11/05/2021 11:39
La commissaire européenne Ylva Johansson a appelé lundi 10 mai les États membres à montrer de la "solidarité" avec l'Italie, en prenant en charge des migrants arrivés sur l'île de Lampedusa ces derniers jours.
Partout en Europe, les citoyens trouvent des solutions locales pour venir en aide aux réfugiés. Photo : Reuters/VNA/CVN

"J'appelle les États membres à aider pour les relocalisations, je sais que c'est plus difficile en période de pandémie mais je pense que c'est faisable, qu'il est temps de montrer de la solidarité à l'égard de l'Italie", a déclaré la responsable européenne, lors d'une conférence de presse aux côtés du Haut commissaire des Nations unies pour les réfugiés, Filippo Grandi.

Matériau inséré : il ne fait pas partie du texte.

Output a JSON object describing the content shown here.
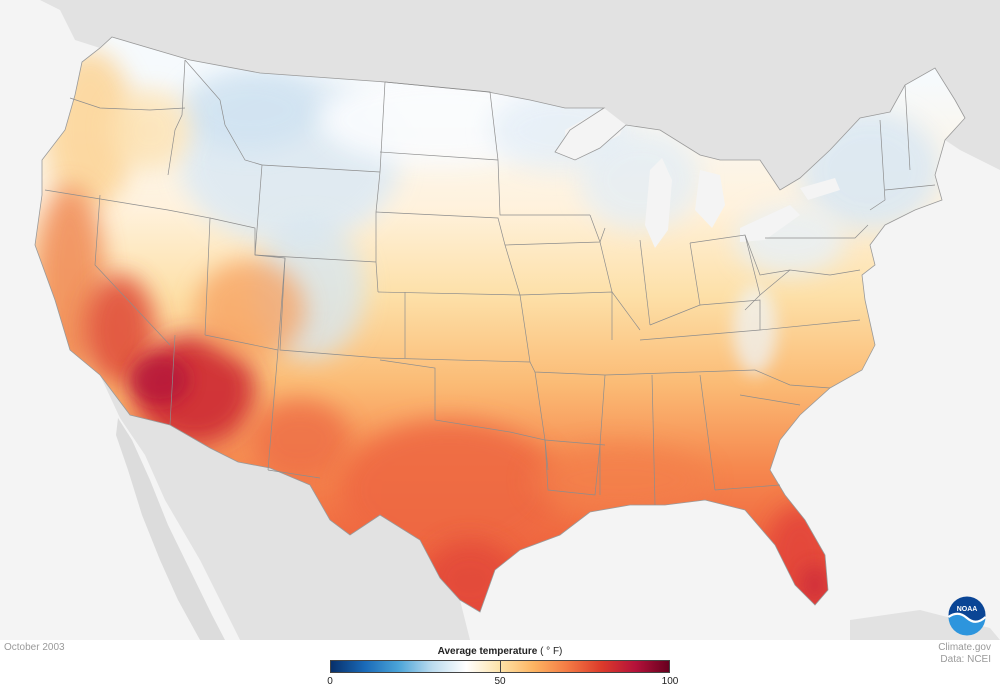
{
  "map": {
    "title": "Average temperature",
    "unit": "( ° F)",
    "date": "October 2003",
    "credit": [
      "Climate.gov",
      "Data: NCEI"
    ],
    "logo_text": "NOAA"
  },
  "legend": {
    "min": 0,
    "max": 100,
    "ticks": [
      "0",
      "50",
      "100"
    ],
    "tick_values": [
      0,
      50,
      100
    ],
    "colors": [
      "#08306b",
      "#1a6ab8",
      "#4ba4d8",
      "#bcdcef",
      "#ffffff",
      "#fde3a8",
      "#fdb462",
      "#f47a44",
      "#dc3b2b",
      "#b5123a",
      "#67001f"
    ]
  },
  "colors": {
    "background": "#f4f4f4",
    "land_neighbor": "#e2e2e2",
    "great_lakes": "#f4f4f4",
    "state_border": "#8d8d8d",
    "noaa_blue": "#0a4595",
    "noaa_light": "#2d95dd"
  },
  "temperature_zones": [
    {
      "region": "Northern Rockies",
      "approx_f": 42
    },
    {
      "region": "Northern Plains",
      "approx_f": 50
    },
    {
      "region": "Great Lakes / Northeast",
      "approx_f": 46
    },
    {
      "region": "Central Plains",
      "approx_f": 57
    },
    {
      "region": "Southeast",
      "approx_f": 66
    },
    {
      "region": "Texas",
      "approx_f": 72
    },
    {
      "region": "Florida",
      "approx_f": 78
    },
    {
      "region": "California Central Valley",
      "approx_f": 78
    },
    {
      "region": "Desert Southwest",
      "approx_f": 85
    }
  ]
}
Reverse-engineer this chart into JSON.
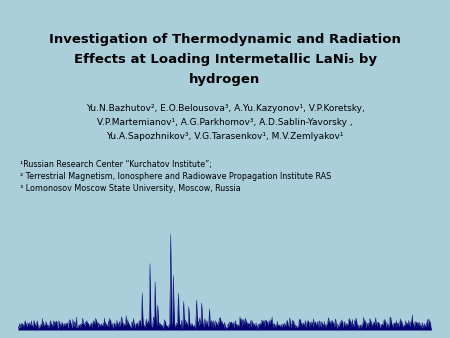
{
  "background_color": "#aacfdb",
  "title_fontsize": 9.5,
  "title_color": "#000000",
  "authors_line1": "Yu.N.Bazhutov², E.O.Belousova³, A.Yu.Kazyonov¹, V.P.Koretsky,",
  "authors_line2": "V.P.Martemianov¹, A.G.Parkhomov³, A.D.Sablin-Yavorsky ,",
  "authors_line3": "Yu.A.Sapozhnikov³, V.G.Tarasenkov¹, M.V.Zemlyakov¹",
  "authors_fontsize": 6.5,
  "affiliations_line1": "¹Russian Research Center “Kurchatov Institute”;",
  "affiliations_line2": "² Terrestrial Magnetism, Ionosphere and Radiowave Propagation Institute RAS",
  "affiliations_line3": "³ Lomonosov Moscow State University, Moscow, Russia",
  "affiliations_fontsize": 5.8,
  "chart_bg_color": "#cceeff",
  "chart_line_color": "#00006e"
}
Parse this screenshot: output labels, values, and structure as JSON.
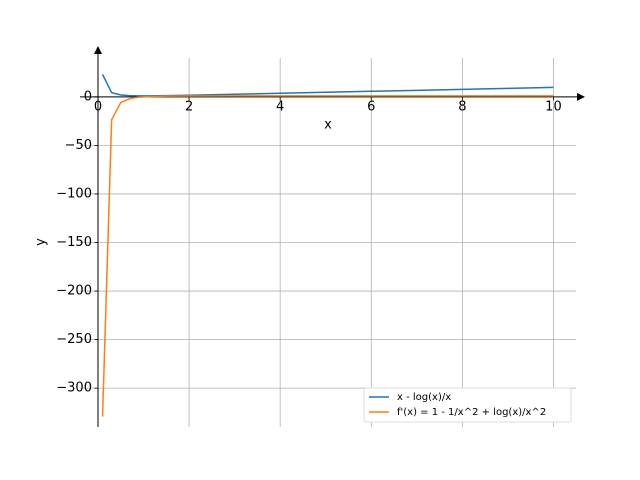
{
  "chart_data": {
    "type": "line",
    "x_label": "x",
    "y_label": "y",
    "x": [
      0.1,
      0.3,
      0.5,
      0.7,
      0.9,
      1.1,
      1.5,
      2,
      3,
      4,
      5,
      6,
      7,
      8,
      9,
      10
    ],
    "series": [
      {
        "name": "x - log(x)/x",
        "color": "#1f77b4",
        "values": [
          23.13,
          4.31,
          1.89,
          1.21,
          1.02,
          1.01,
          1.23,
          1.65,
          2.63,
          3.65,
          4.68,
          5.7,
          6.72,
          7.74,
          8.76,
          9.77
        ]
      },
      {
        "name": "f'(x) = 1 - 1/x^2 + log(x)/x^2",
        "color": "#ff7f0e",
        "values": [
          -329.26,
          -23.49,
          -5.77,
          -1.77,
          -0.36,
          0.25,
          0.74,
          0.92,
          1.01,
          1.02,
          1.02,
          1.02,
          1.02,
          1.02,
          1.01,
          1.01
        ]
      }
    ],
    "xlim": [
      -0.395,
      10.495
    ],
    "ylim": [
      -340,
      40
    ],
    "xticks": [
      0,
      2,
      4,
      6,
      8,
      10
    ],
    "yticks": [
      0,
      {
        "value": -50,
        "label": "−50"
      },
      {
        "value": -100,
        "label": "−100"
      },
      {
        "value": -150,
        "label": "−150"
      },
      {
        "value": -200,
        "label": "−200"
      },
      {
        "value": -250,
        "label": "−250"
      },
      {
        "value": -300,
        "label": "−300"
      }
    ],
    "grid": true,
    "legend": "lower right"
  }
}
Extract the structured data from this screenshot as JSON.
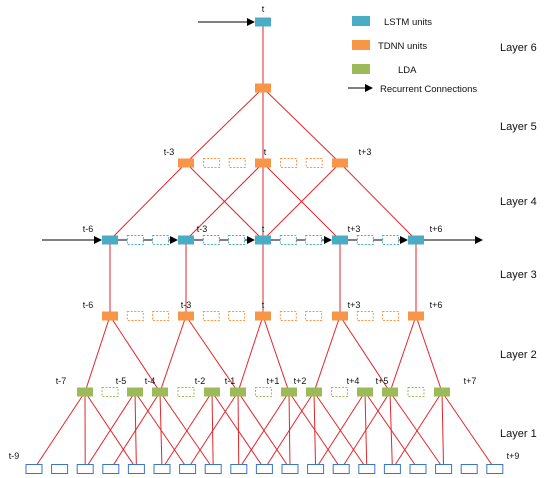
{
  "colors": {
    "lstm": "#4bacc6",
    "tdnn": "#f79646",
    "lda": "#9bbb59",
    "input": "#3a76c2",
    "connection": "#e3262b",
    "arrow": "#000000"
  },
  "legend": [
    {
      "kind": "lstm",
      "label": "LSTM units"
    },
    {
      "kind": "tdnn",
      "label": "TDNN units"
    },
    {
      "kind": "lda",
      "label": "LDA"
    },
    {
      "kind": "arrow",
      "label": "Recurrent Connections"
    }
  ],
  "layers": [
    "Layer 6",
    "Layer 5",
    "Layer 4",
    "Layer 3",
    "Layer 2",
    "Layer 1"
  ],
  "node_labels": {
    "top": "t",
    "layer5": [
      "t-3",
      "t",
      "t+3"
    ],
    "lstm": [
      "t-6",
      "t-3",
      "t",
      "t+3",
      "t+6"
    ],
    "tdnn3": [
      "t-6",
      "t-3",
      "t",
      "t+3",
      "t+6"
    ],
    "lda": [
      "t-7",
      "t-5",
      "t-4",
      "t-2",
      "t-1",
      "t+1",
      "t+2",
      "t+4",
      "t+5",
      "t+7"
    ],
    "input_first": "t-9",
    "input_last": "t+9"
  }
}
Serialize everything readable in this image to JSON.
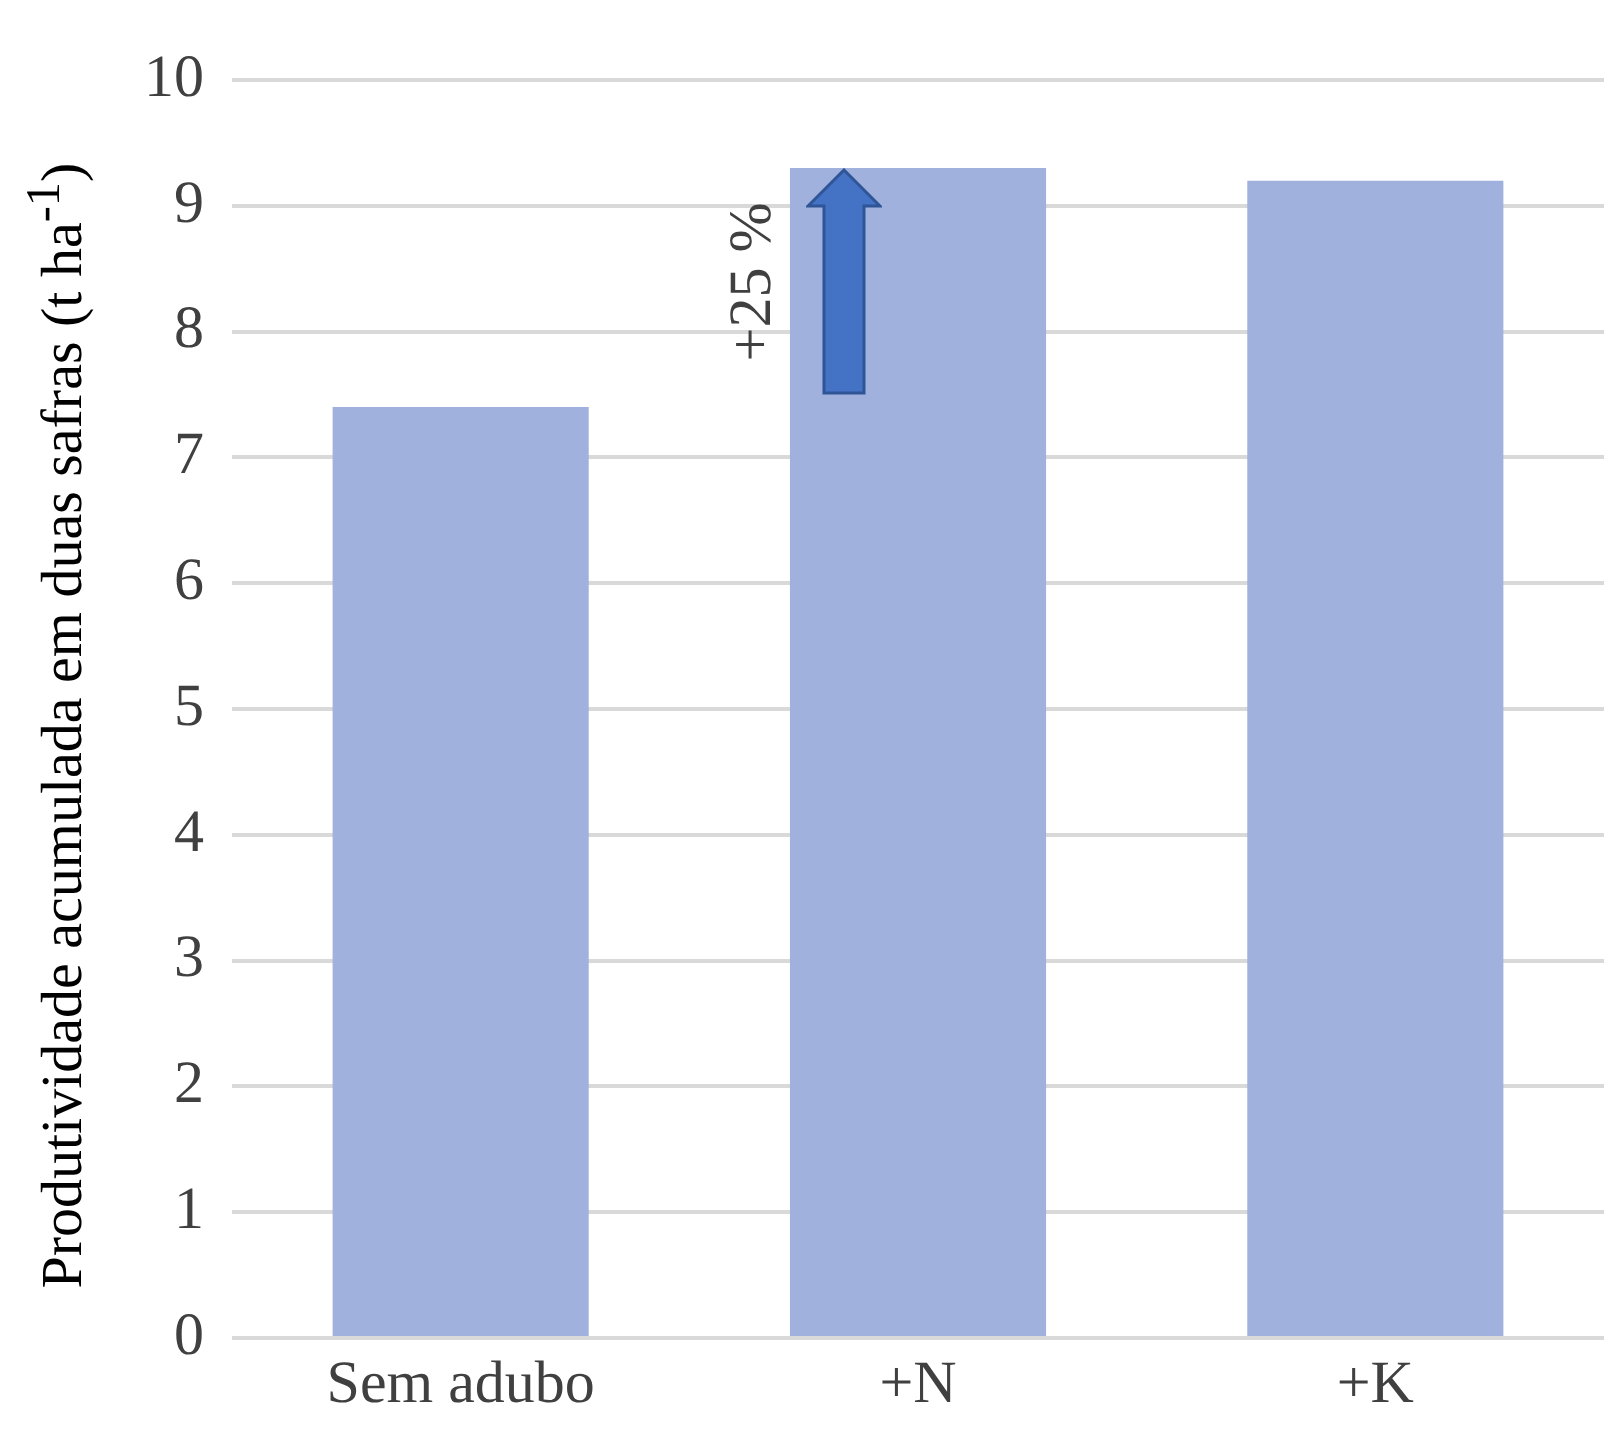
{
  "chart_data": {
    "type": "bar",
    "ylabel": "Produtividade acumulada em duas safras (t ha$^{-1}$)",
    "categories": [
      "Sem adubo",
      "+N",
      "+K"
    ],
    "values": [
      7.4,
      9.3,
      9.2
    ],
    "color": "#a0b1dd",
    "ylim": [
      0,
      10
    ],
    "yticks": [
      0,
      1,
      2,
      3,
      4,
      5,
      6,
      7,
      8,
      9,
      10
    ],
    "grid": "y",
    "legend": false,
    "annotations": [
      "+25 %"
    ]
  }
}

Plus de 1.400 migrants sont arrivés ce week-end à bord d'une quinzaine de bateaux sur la petite île de Lampedusa, dans le sud de l'Italie, selon les médias italiens. La commissaire européenne chargée des Affaires intérieures a indiqué s'être entretenue lundi 10 mai au téléphone avec la ministre italienne de l'Intérieur Luciana Lamorgese.

Elle a précisé que ses services se mettaient actuellement en contact avec les autres États membres pour leur demander d'accueillir des migrants sur leur sol. Mme Johansson et M. Grandi ont estimé que cette situation démontrait la nécessité d'adopter le nouveau Pacte sur la migration et l'asile présenté par la Commission en septembre dernier, et qui fait l'objet de discussions difficiles entre États membres.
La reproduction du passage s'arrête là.